The HTL already has developed essential components for integrated, computer-aided material development (publication: Integrated Computational Ceramics Engineering). Concepts for multiscale simulation are available for all three of the aforementioned relationships. To investigate how the production process influences the structure (relationship 1), models are used on different scales: on the microscale, for example, the microstructure development during sintering is simulated depending on process parameters such as the temperature-time curve. Insights are derived from this about the conditions for achieving maximum homogeneity of the ceramics (publications: Modeling Inherently Homogeneous Sintering Processes and Simulation of Sintering). On the macroscale, FE models are available for debinding (publication: Optimization of Debinding Using Experiment-Based Computational Concepts) and sintering, based strictly on precise in-situ measurement data from the thermal processes. With these models, the respective thermal process is optimized on the computer so that the components achieve the desired final shape and density reliably and without cracks with minimal time and energy expenditure.
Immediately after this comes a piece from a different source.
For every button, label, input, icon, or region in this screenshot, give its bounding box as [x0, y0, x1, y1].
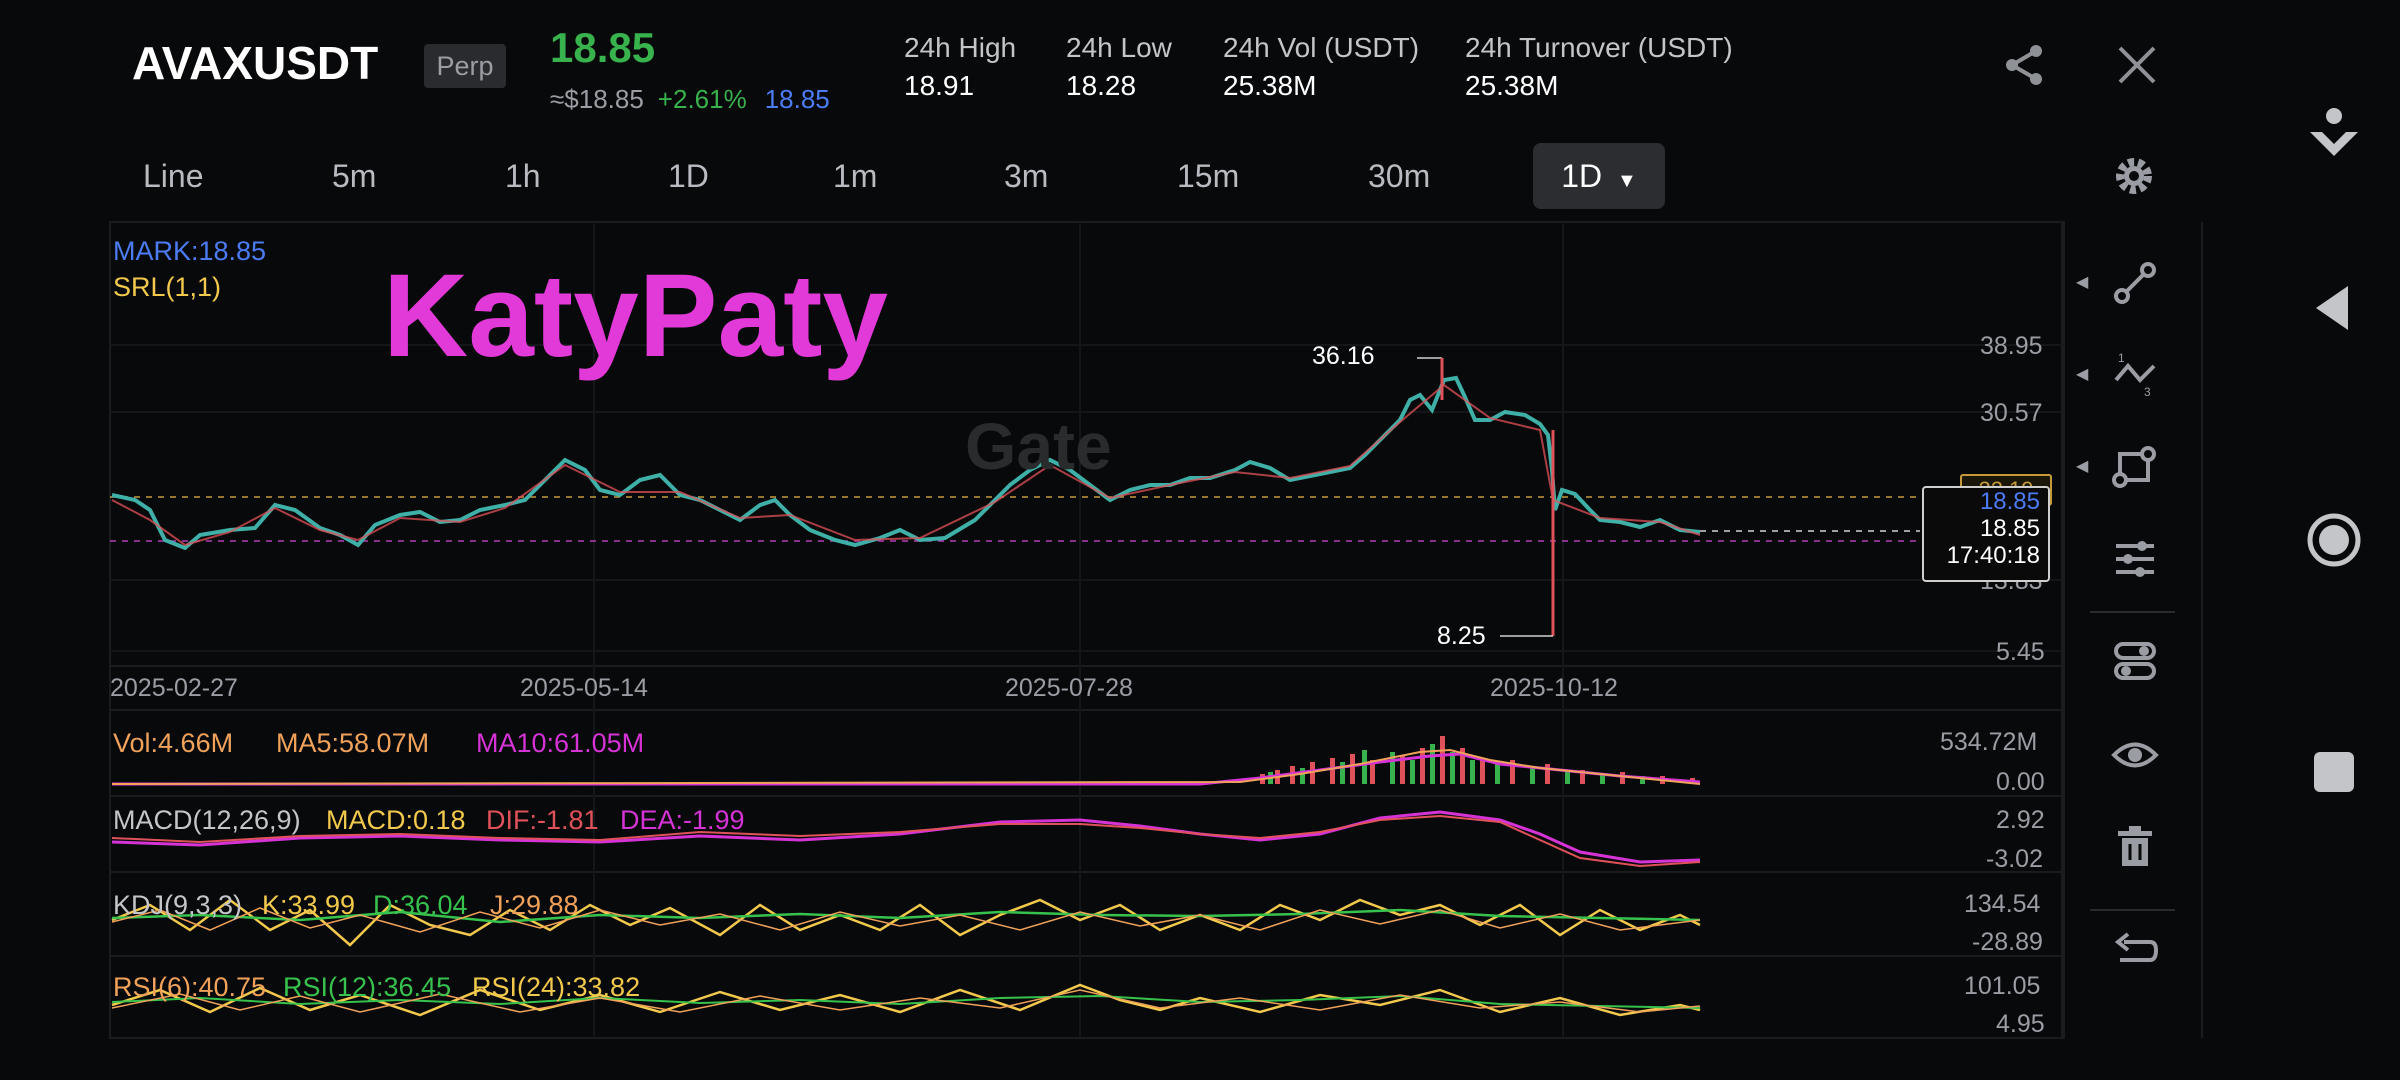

A microstructure-property simulation specifically developed for ceramics (publication: Using a novel microstructure generator to calculate macroscopic properties of multi-phase non-oxide ceramics in comparison to experiments) is available for relationship 2. It is suitable not only for pure ceramics but also for predicting the material properties of metal-ceramic composites (MMC) and ceramic fiber composites (CMC) (publication: 3D modelling of ceramic composites).
Regarding relationship 3, the computer-aided assessment of application properties, at the HTL, measured structures of surface or volume defects are evaluated using FE analyses for their impact on the probability of fracture.